The Pentagon is the world's largest office building, six and a half million square feet, thirty thousand people, more than seventeen miles of corridors, but it was built with just three street doors, each one of them opening into a guarded pedestrian lobby. I chose the southeast option, the main concourse entrance, the one nearest the Metro and the bus station, because it was the busiest and the most popular with civilian workers, and I wanted plenty of civilian workers around, preferably a whole long unending stream of them, for insurance purposes, mostly against getting shot on sight. Arrests go bad all the time, sometimes accidentally, sometimes on purpose, so I wanted witnesses. I wanted independent eyeballs on me, at least at the beginning. I remember the date, of course. It was Tuesday, the eleventh of March, 1997, and it was the last day I walked into that place as a legal employee of the people who built it.
A long time ago.
The eleventh of March 1997 was also by chance exactly four and a half years before the world changed, on that other future Tuesday, and so like a lot of things in the old days the security at the main concourse entrance was serious without being hysterical. Not that I invited hysteria. Not from a distance. I was wearing my Class A uniform, all of it clean, pressed, polished, and spit-shined, all of it covered with thirteen years' worth of medal ribbons, badges, insignia, and citations. I was thirty-six years old, standing tall and walking ramrod straight, a totally squared away U.S. Army Military Police major in every respect, except that my hair was too long and I hadn't shaved for five days.

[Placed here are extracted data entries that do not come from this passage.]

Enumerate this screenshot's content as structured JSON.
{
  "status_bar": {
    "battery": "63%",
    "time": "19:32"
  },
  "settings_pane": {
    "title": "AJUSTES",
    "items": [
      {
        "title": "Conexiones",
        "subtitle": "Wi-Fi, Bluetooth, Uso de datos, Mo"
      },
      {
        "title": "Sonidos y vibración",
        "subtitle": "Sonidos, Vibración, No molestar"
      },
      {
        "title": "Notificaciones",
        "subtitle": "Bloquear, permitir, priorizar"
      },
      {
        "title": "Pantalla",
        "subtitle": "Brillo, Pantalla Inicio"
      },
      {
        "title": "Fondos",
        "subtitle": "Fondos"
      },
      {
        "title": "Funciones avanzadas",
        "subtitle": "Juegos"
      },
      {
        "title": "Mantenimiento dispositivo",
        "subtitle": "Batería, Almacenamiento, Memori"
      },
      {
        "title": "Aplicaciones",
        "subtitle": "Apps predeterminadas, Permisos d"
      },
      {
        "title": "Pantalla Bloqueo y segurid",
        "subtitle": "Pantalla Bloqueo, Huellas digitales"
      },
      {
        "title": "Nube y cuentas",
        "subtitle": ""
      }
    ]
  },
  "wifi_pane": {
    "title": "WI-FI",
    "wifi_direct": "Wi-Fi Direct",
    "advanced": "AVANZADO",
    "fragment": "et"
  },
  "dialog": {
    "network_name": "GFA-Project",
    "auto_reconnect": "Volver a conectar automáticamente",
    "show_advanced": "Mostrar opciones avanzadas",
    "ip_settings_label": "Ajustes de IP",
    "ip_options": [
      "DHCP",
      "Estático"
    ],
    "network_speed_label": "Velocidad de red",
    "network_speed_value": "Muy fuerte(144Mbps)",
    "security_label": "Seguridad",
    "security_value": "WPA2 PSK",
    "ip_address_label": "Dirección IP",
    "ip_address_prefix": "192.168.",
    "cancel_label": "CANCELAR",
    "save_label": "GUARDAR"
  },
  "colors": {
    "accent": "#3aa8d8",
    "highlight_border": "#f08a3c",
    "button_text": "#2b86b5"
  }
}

Back then Pentagon security was run by the Defense Protective Service, and from forty yards I saw ten of their guys in the lobby, which I thought was far too many, which made me wonder whether they were all theirs or whether some of them were actually ours, working undercover, waiting for me. Most of our skilled work is done by Warrant Officers, and they do a lot of it by pretending to be someone else. They impersonate colonels and generals and enlisted men, and anyone else they need to, and they're good at it. All in a day's work for them to throw on DPS uniforms and wait for their target. From thirty yards I didn't recognize any of them, but then, the army is a very big institution, and they would have chosen men I had never met before.
I walked on, part of a broad wash of people heading across the concourse to the doors, some men and women in uniform, either Class As like my own or the old woodland-pattern BDUs we had back then, and some men and women obviously military but out of uniform, in suits or work clothes, and some obvious civilians, some of each category carrying bags or briefcases or packages, all of each category slowing and sidestepping and shuffling as the broad wash of people narrowed to a tight arrowhead and then narrowed further still to lonely single file or collegial two-by-two, as folks got ready to stream inside. I lined up with them, on my own, single file, behind a woman with pale unworn hands and ahead of a guy in a suit that had gone shiny at the elbows. Civilians, both of them, desk workers, probably analysts of some kind, which was exactly what I wanted. Independent eyeballs. It was close to noon. There was sun in the sky and the March air had a little warmth in it. Spring, in Virginia. Across the river the cherry trees were about to wake up. The famous blossom was about to break out. All over the innocent nation airline tickets and SLR cameras lay on hall tables, ready for sightseeing trips to the capital.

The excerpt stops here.